The cautions in this article point out why many investors are better off buying one or more bond funds, rather than individual bonds. A bond mutual fund typically owns a large number of carefully-researched bonds. Any default will be mitigated by the large number of holdings and experienced fund managers can (and do) adjust duration and cash to fit the current economic conditions.

posted about 1 year ago by Phil from Illinois

I agree with Philip that most individual investors should stick with bond funds. In today's environment of very low interest rates I stick with funds that invest in short term bonds.

Another way to try to provide regular income is to invest in blue chips that pay regular dividends.

posted about 1 year ago by Paul from Maryland

I'm with Paul and Phillip. Short term bond funds with low expenses.

posted about 1 year ago by John from California

One of the best Corporate bond analysis information guide I have read in a long. Very Pleased.Thanks.
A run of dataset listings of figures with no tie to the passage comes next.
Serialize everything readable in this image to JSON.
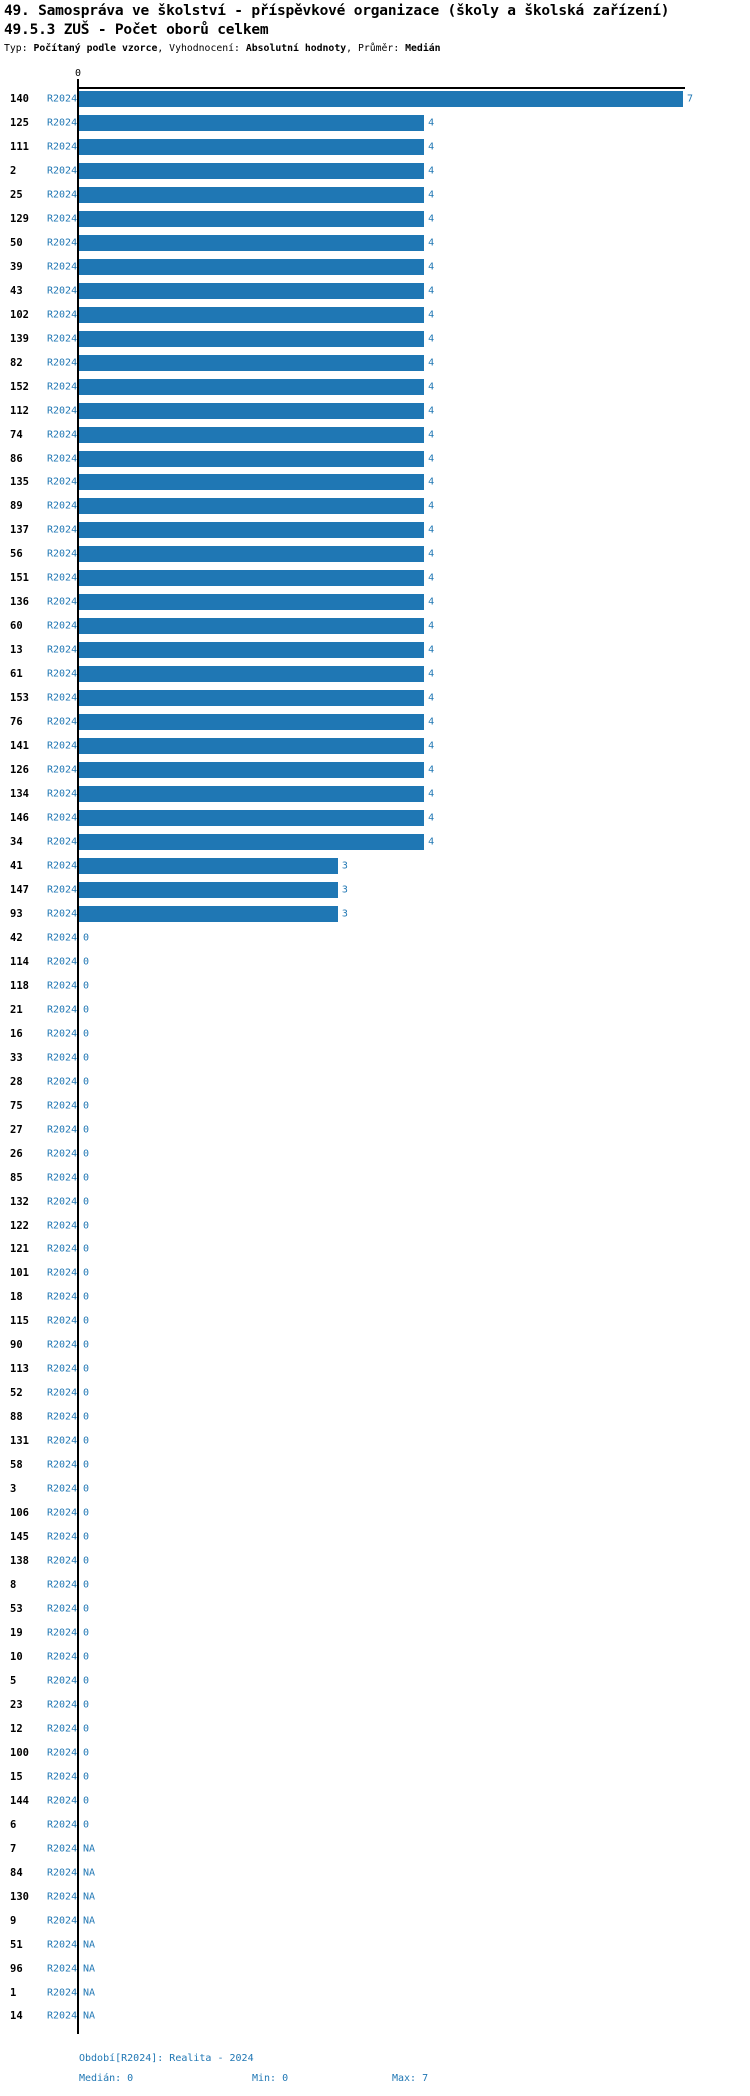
{
  "header": {
    "title_line1": "49. Samospráva ve školství - příspěvkové organizace (školy a školská zařízení)",
    "title_line2": "49.5.3 ZUŠ - Počet oborů celkem",
    "meta": {
      "t1": "Typ: ",
      "v1": "Počítaný podle vzorce",
      "s1": ", ",
      "t2": "Vyhodnocení: ",
      "v2": "Absolutní hodnoty",
      "s2": ", ",
      "t3": "Průměr: ",
      "v3": "Medián"
    }
  },
  "colors": {
    "bar": "#1f77b4",
    "blue_text": "#2077b4",
    "axis": "#000000"
  },
  "axis": {
    "zero_tick_label": "0"
  },
  "chart_data": {
    "type": "bar",
    "orientation": "horizontal",
    "title": "49.5.3 ZUŠ - Počet oborů celkem",
    "xlabel": "",
    "ylabel": "",
    "xlim": [
      0,
      7
    ],
    "grid": false,
    "na_text": "NA",
    "categories": [
      "140",
      "125",
      "111",
      "2",
      "25",
      "129",
      "50",
      "39",
      "43",
      "102",
      "139",
      "82",
      "152",
      "112",
      "74",
      "86",
      "135",
      "89",
      "137",
      "56",
      "151",
      "136",
      "60",
      "13",
      "61",
      "153",
      "76",
      "141",
      "126",
      "134",
      "146",
      "34",
      "41",
      "147",
      "93",
      "42",
      "114",
      "118",
      "21",
      "16",
      "33",
      "28",
      "75",
      "27",
      "26",
      "85",
      "132",
      "122",
      "121",
      "101",
      "18",
      "115",
      "90",
      "113",
      "52",
      "88",
      "131",
      "58",
      "3",
      "106",
      "145",
      "138",
      "8",
      "53",
      "19",
      "10",
      "5",
      "23",
      "12",
      "100",
      "15",
      "144",
      "6",
      "7",
      "84",
      "130",
      "9",
      "51",
      "96",
      "1",
      "14"
    ],
    "series": [
      {
        "name": "R2024",
        "values": [
          7,
          4,
          4,
          4,
          4,
          4,
          4,
          4,
          4,
          4,
          4,
          4,
          4,
          4,
          4,
          4,
          4,
          4,
          4,
          4,
          4,
          4,
          4,
          4,
          4,
          4,
          4,
          4,
          4,
          4,
          4,
          4,
          3,
          3,
          3,
          0,
          0,
          0,
          0,
          0,
          0,
          0,
          0,
          0,
          0,
          0,
          0,
          0,
          0,
          0,
          0,
          0,
          0,
          0,
          0,
          0,
          0,
          0,
          0,
          0,
          0,
          0,
          0,
          0,
          0,
          0,
          0,
          0,
          0,
          0,
          0,
          0,
          0,
          null,
          null,
          null,
          null,
          null,
          null,
          null,
          null
        ]
      }
    ]
  },
  "footer": {
    "period": "Období[R2024]: Realita - 2024",
    "median": "Medián: 0",
    "min": "Min: 0",
    "max": "Max: 7"
  }
}
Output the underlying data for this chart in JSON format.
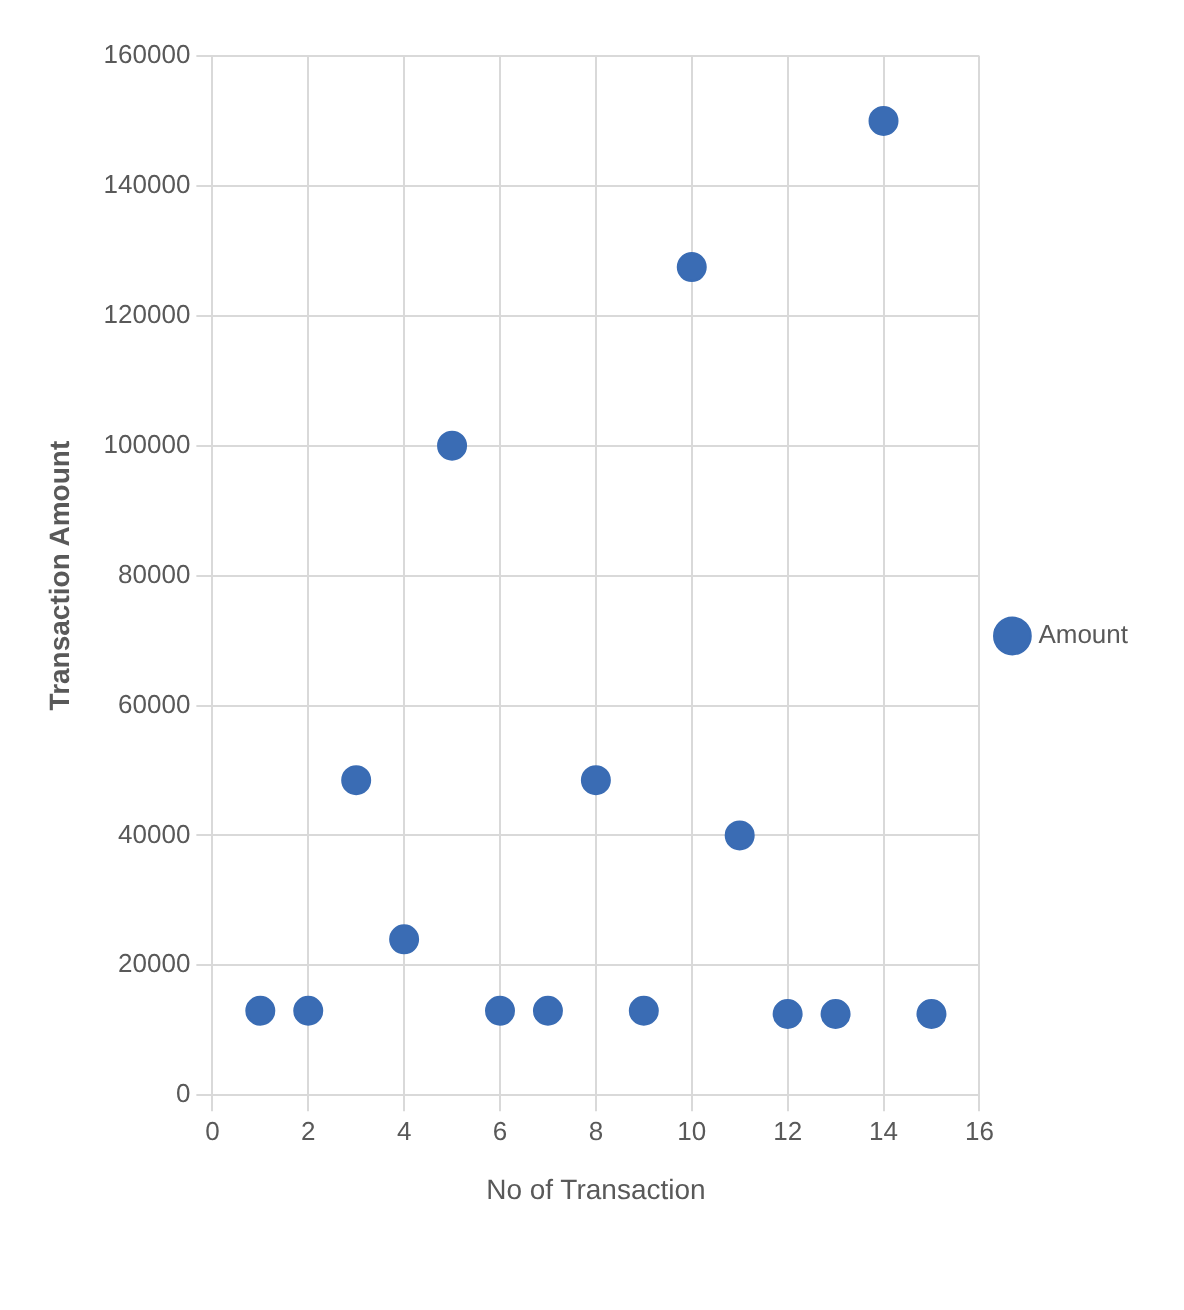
{
  "chart_data": {
    "type": "scatter",
    "xlabel": "No of Transaction",
    "ylabel": "Transaction Amount",
    "series": [
      {
        "name": "Amount",
        "color": "#3a6cb4",
        "x": [
          1,
          2,
          3,
          4,
          5,
          6,
          7,
          8,
          9,
          10,
          11,
          12,
          13,
          14,
          15
        ],
        "values": [
          13000,
          13000,
          48500,
          24000,
          100000,
          13000,
          13000,
          48500,
          13000,
          127500,
          40000,
          12500,
          12500,
          150000,
          12500
        ]
      }
    ],
    "xlim": [
      0,
      16
    ],
    "xticks": [
      0,
      2,
      4,
      6,
      8,
      10,
      12,
      14,
      16
    ],
    "ylim": [
      0,
      160000
    ],
    "yticks": [
      0,
      20000,
      40000,
      60000,
      80000,
      100000,
      120000,
      140000,
      160000
    ],
    "grid": true,
    "legend": "right",
    "marker": "circle"
  }
}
posted about 1 year ago by Saroj from Ohio

My wife and I are simple people. We file a short form which I prepare using TurboTax. We are nearing retirement (I'm either retired or unemployed at the moment - I'm not sure which). This past month we took a large portion of our cash and bought a 10 year bond ladder made up of 98% investment grade and 2% high yield (bb). We picked up 20 different issuers.

To build a simple example - let's say for each issuer we have 25 bonds and the entire ladder yields 25K per year. Let's make the year 2013 and a bond with a maturity date of 2016 defaults. Assume the bond was picked up at a premium - $110.

If we get nothing back after the default - what could we recoup on our 2013 tax return ? Nothing ? The principal at par ? The principal at premium ? How about lost interest payments ?

While I've got your attention - what happens in the case where a bond is called away at par ? Is there any way to recoup the premium cost on a tax return ?

Thanks

posted about 1 year ago by Charlie from Florida

Good article!

posted about 1 year ago by Jerry from Arizona

Very inciteful article.It makes the case for buying high quality individual bonds, not for buying bond funds. It is not better if the contents of the box are wrapped so you cannot know what is inside.

posted about 1 year ago by Hildy from Pennsylvania

We are now at record low interest rates. Under these conditions, if one purchases shares of anything but the shortest term mutual bond funds, and interest rates return to more "normal" levels, aren't the odds of recouping one's initial investment significantly reduced?